Мне очень ценно и дорого Ваше мнение о моем романе, потому что в замысле моем виделись мне черты, абсолютно несоизмеримые с бытом, революцией и т. д. И потому-то я соглашаюсь охотно с Вами: вероятно, в романе есть крупнейшие погрешности против быта, знания среды и т. д. Революция, быт, 1905 год и т. д. вступили в фабулу случайно, невольно, вернее не революция, (ее не касаюсь я), а провокация, и опять-таки провокация эта лишь теневая проекция иной какой-то провокации, провокации душевной, зародыши которой многие из нас долгие годы носят в себе незаметно, до внезапного развития какой-нибудь душевной болезни (не клинической), приводящей к банкротству, весь роман мой изображает в символах места и времени подсознательную жизнь искалеченных мысленных форм, если бы мы могли осветить прожектором, внезапно, непосредственно под обычным сознанием лежащий пласт душевной жизни, многое обнаружилось бы там для нас неожиданного, прекрасного, еще более обнаружилось бы безобразного, обнаружилось бы кинение, так сказать, несваренных переживаний, и оно предстало бы нам в картинах гротеск. Мой ‘П_е_т_е_р_б_у_р_г’ есть в сущности зафиксированная мгновенно жизнь подсознательная людей, сознанием оторванных от своей стихийности, кто сознательно не вживется в мир стихийности, того сознание разорвется в стихийном, почему-либо выступившем из берегов сознательности, подлинное местодействие романа — душа некоего не данного в романе лица, переутомленного мозговою работой, а действующие лица — мысленные формы, так сказать, недоплывшие до порога сознания. А быт, ‘П_е_т_е_р_б_у_р_г’, провокация с проходящей где-то на фоне романа революцией — только условное одеяние этих мысленных форм. Можно было бы роман назвать ‘М_о_з_г_о_в_а_я и_г_р_а’. В ‘С_е_р_е_б_р<я_н_о_м> Г_о_л_у_б_е’ сознание героев, так сказать, без смысла и толку бросается в стихийность, здесь сознание отрывается от стихийности. Вывод— печальный: в том и другом случае. В третьей части трилогии формула будет такова: сознание, органически соединившееся со стихиями и не утратившее в стихиях себя, есть жизнь подлинная. Такова формула моего романа, но, право, я не знал, что получилось из формулы, когда я ее облек в ‘П_е_т_е_р_б_у_р_г’. Ваше одобрение как критика и мыслителя меня чрезвычайно радует: спасибо за хорошие слова о романе.
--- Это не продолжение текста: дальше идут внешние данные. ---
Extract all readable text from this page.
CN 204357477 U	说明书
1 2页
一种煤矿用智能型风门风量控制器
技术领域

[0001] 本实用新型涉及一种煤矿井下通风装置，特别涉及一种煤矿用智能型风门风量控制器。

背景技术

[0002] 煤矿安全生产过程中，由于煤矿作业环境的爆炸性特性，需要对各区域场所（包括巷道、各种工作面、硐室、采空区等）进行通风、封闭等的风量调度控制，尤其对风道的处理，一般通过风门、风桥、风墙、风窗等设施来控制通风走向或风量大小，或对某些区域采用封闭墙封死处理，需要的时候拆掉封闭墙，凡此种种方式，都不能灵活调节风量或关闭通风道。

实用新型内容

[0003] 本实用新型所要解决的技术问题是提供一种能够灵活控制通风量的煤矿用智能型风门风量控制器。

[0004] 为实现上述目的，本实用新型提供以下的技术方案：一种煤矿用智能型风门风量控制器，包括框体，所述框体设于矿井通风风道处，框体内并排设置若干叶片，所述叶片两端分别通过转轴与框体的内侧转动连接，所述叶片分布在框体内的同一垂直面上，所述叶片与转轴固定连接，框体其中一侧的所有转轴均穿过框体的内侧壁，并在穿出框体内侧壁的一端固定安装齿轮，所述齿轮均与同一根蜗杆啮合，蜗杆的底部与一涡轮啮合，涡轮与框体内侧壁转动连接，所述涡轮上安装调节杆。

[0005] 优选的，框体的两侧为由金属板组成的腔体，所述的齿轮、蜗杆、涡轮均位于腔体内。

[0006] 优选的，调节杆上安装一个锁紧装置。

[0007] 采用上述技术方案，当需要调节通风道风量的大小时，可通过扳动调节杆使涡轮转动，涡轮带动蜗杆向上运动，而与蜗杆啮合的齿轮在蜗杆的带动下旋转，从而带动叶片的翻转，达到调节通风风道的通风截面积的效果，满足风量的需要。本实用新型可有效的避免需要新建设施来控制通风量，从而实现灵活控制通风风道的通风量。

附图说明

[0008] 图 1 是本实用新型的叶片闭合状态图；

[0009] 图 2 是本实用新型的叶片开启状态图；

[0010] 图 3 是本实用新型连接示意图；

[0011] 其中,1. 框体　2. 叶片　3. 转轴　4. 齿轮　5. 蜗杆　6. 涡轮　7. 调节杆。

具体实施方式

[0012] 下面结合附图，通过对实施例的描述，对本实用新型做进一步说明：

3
Страшно было бы мне важно и интересно Ваше печатное мнение для меня, и главное:— поучительно. Я всегда стремился учиться у критики, но, увы: до сих пор, учился малому: меня или немотивированно одобряли, или немотивированно ругали (чаще всего последними словами), а из брани или похвалы, право, мало что вынесешь <...>
Теперь перехожу к корректурам, к сожалению, мне прислали не то место: а как раз следующие сцены за присланными мне нужны, чтобы не обременять К<нигоиздательст>во <'Сирин', -- ред.> посылкою корректур, я просто перескажу содержание сцены, которая по сложным соображениям недопустима в моем романе: это — сцена, где какие-то 7 человек, с нашим Незнакомцем, встреченным на улице Алекс<андром> Ивановичем, сидят за столом и рассуждают о сердце, мозге, солнце, органах чувств и т. д. и т. п. Сцена эта, помнится, начинается после многоточия и кончается многоточием: сцену эту всю убедительно прошу вычеркнуть.
Если вы узнаете эту сцену после ее характеристики, то просто сами ее вычеркните из корректур, если не узнаете, то — следующие два листа (до ‘Медного всадника’) я попросил бы: а в присланных мне корректурах мне исключить нечего, с корр<ектурами> опоздал, потому что пришли они в день кануна Рождества (сегодня первый день праздника): высылаю завтра утром.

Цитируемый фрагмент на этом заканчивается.